You cannot definitively know without proper diagnostic testing. However, SI joint pain typically concentrates in the lower hip and buttock rather than the groin (where true hip joint pain often centers), and may radiate down the back or side of the leg. Your pain might worsen when standing on one leg, climbing stairs, or lying on your side. If pain persists despite standard hip treatment, SI joint dysfunction should be investigated.

Can SI joint pain go away on its own?

Some acute SI joint injuries improve with rest, physical therapy, and proper movement patterns. However, chronic SI joint dysfunction often requires ongoing management. Without addressing the underlying mechanical problem—whether that’s instability, inflammation, or muscle imbalance—pain typically returns or worsens.

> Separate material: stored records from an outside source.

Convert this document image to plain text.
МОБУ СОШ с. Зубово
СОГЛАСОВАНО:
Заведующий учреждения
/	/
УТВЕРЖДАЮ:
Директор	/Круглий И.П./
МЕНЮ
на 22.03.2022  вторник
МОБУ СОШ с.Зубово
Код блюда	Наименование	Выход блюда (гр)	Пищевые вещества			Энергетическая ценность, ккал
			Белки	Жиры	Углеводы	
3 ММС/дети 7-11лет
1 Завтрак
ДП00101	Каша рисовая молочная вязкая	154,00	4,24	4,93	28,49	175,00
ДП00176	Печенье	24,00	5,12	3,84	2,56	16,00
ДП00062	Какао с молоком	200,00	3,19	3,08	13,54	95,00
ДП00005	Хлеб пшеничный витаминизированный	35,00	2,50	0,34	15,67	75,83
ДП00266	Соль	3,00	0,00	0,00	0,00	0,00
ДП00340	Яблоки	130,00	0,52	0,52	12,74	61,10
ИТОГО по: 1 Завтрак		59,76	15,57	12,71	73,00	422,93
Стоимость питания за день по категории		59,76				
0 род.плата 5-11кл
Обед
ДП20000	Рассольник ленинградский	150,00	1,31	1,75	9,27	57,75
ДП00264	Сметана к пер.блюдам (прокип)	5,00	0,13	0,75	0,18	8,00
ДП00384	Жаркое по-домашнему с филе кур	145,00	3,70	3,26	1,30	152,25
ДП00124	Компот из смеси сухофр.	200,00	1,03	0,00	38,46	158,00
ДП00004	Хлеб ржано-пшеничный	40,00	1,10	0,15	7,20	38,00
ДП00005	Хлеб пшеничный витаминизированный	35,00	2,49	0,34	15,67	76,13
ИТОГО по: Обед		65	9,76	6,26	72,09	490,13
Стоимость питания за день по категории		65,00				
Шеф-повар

What should I do before agreeing to spine surgery for lower back or hip pain?

Ensure your surgeon has ruled out SI joint dysfunction as the pain source, ideally through an image-guided injection test. Ask whether the proposed surgery is expected to help if the problem is actually the SI joint. If you haven’t had a confirmatory SI joint injection test, requesting one before proceeding with spine surgery is reasonable.

Why are SI joints so easy to misdiagnose?

SI joint pain mimics other conditions (hip pain, lower back pain, sciatica) almost perfectly, no single test definitively proves SI joint dysfunction, and many clinicians receive limited training in SI joint assessment. Proper diagnosis requires specialized diagnostic testing that not all providers have access to.

Is SI joint pain more common than people realize?

Yes. SI joint pain accounts for 15-30% of all mechanical low back pain cases, and 25% of people with lower back pain have SI joint dysfunction. This means millions of people are living with SI joint pain that may be misdiagnosed as something else.

Can pregnancy cause permanent SI joint problems?

Pregnancy hormones and biomechanical changes can trigger SI joint pain, but it doesn’t always persist after delivery. Some women recover fully, others experience ongoing intermittent pain, and some develop chronic SI joint dysfunction. Proper physical therapy and stabilization strategies after pregnancy can significantly improve outcomes.